Mahkeme kararı davalı Hazine temsilcisi ile davalı ... Başkanlığı vekili tarafından temyiz edilmekle; kesinlik, süre, temyiz şartı ve diğer usul eksiklikleri yönünden yapılan ön inceleme sonucunda, temyiz dilekçesinin kabulüne karar verildikten ve Tetkik Hâkimi tarafından hazırlanan rapor dinlendikten sonra dosyadaki belgeler incelenip gereği düşünüldü:
I. DAVA
Davacı vekili, kadastro çalışmaları sırasında taşlık olarak tespit dışı bırakılan dava dilekçesinde mevkii ve sınırları yazılı bulunan taşınmazın imar-ihya ve kazanmayı sağlayan zilyetlik nedenlerine dayanarak vekil edeni adına tapuya tesciline karar verilmesini istemiştir.
II. CEVAP
Davalılar aşamalarda taşınmazın Devletin hüküm ve tasarrufu altındaki yerlerden olduğu ve zilyetlikle iktisabının mümkün olmadığını belirterek davanın reddini savunmuştur.
III. MAHKEME KARARI
Mahkemenin 10.07.2009 tarihli ve 2008/363 Esas, 2009/468 Karar sayılı kararı ile davacı yararına mülk edinme koşullarının oluştuğu gerekçesiyle davanın kabulü ile 29.01.2009 tarihli teknik bilirkişi raporunda dava konusu yer olarak gösterilen 35.800,00 metrekare yüz ölçümündeki taşınmazın davacı adına tapuya tesciline karar verilmiştir.
IV. BOZMA VE BOZMADAN SONRAKİ YARGILAMA SÜRECİ
A. Bozma Kararı
1. Mahkemenin yukarıda belirtilen kararına karşı süresi içinde davalı Hazine temsilcisi tarafından temyiz isteminde bulunulmuştur.

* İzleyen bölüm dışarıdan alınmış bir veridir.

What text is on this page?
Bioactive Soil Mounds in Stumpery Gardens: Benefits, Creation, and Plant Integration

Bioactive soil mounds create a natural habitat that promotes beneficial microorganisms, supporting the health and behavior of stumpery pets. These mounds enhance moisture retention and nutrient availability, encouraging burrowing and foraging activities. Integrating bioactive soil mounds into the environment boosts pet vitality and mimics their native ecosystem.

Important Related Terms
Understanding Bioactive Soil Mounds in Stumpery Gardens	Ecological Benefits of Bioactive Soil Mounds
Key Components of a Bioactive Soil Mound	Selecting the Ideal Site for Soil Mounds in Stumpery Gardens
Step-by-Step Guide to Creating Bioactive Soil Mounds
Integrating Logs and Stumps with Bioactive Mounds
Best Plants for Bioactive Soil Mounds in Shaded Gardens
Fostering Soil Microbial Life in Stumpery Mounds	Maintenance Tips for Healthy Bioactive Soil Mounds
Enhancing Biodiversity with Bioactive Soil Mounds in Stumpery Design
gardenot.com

2. Yargıtay 8. Hukuk Dairesinin 25.03.2010 tarihli ve 2009/6424 Esas, 2010/1324 Karar sayılı kararıyla; çekişmeli taşınmazın sınırında mera olduğu açıklanarak yöntemine uygun şekilde mera araştırması yapılması ve komşu taşınmazların dayanak belgelerinin getirtilerek keşif sırasında taşınmazın yönünü ne okuduğu belirlenmek suretiyle zemine uygulanması gereğine değinilerek hükmün bozulmasına karar verilmiştir.
B. Mahkemece Bozmaya Uyularak Verilen Karar
Mahkemenin 14.01.2014 tarihli ve 2010/830 Esas, 2014/23 Karar sayılı kararı ile bozma kararına uyularak yapılan yargılama sonunda davacı yararına mülk edinme koşullarının oluştuğu gerekçesiyle davanın kabulü ile hükme esas teşkil eden fen bilirkişi raporuna ekli haritada (A) harfi ile gösterilen 36657,66 metrekare taşınmazın davacı adına tapuya kayıt ve tesciline karar verilmiştir.
C. İkinci Bozma Kararı
1. Mahkemenin yukarıda belirtilen kararına karşı süresi içinde davalı Hazine temsilcisi tarafından temyiz isteminde bulunmuştur.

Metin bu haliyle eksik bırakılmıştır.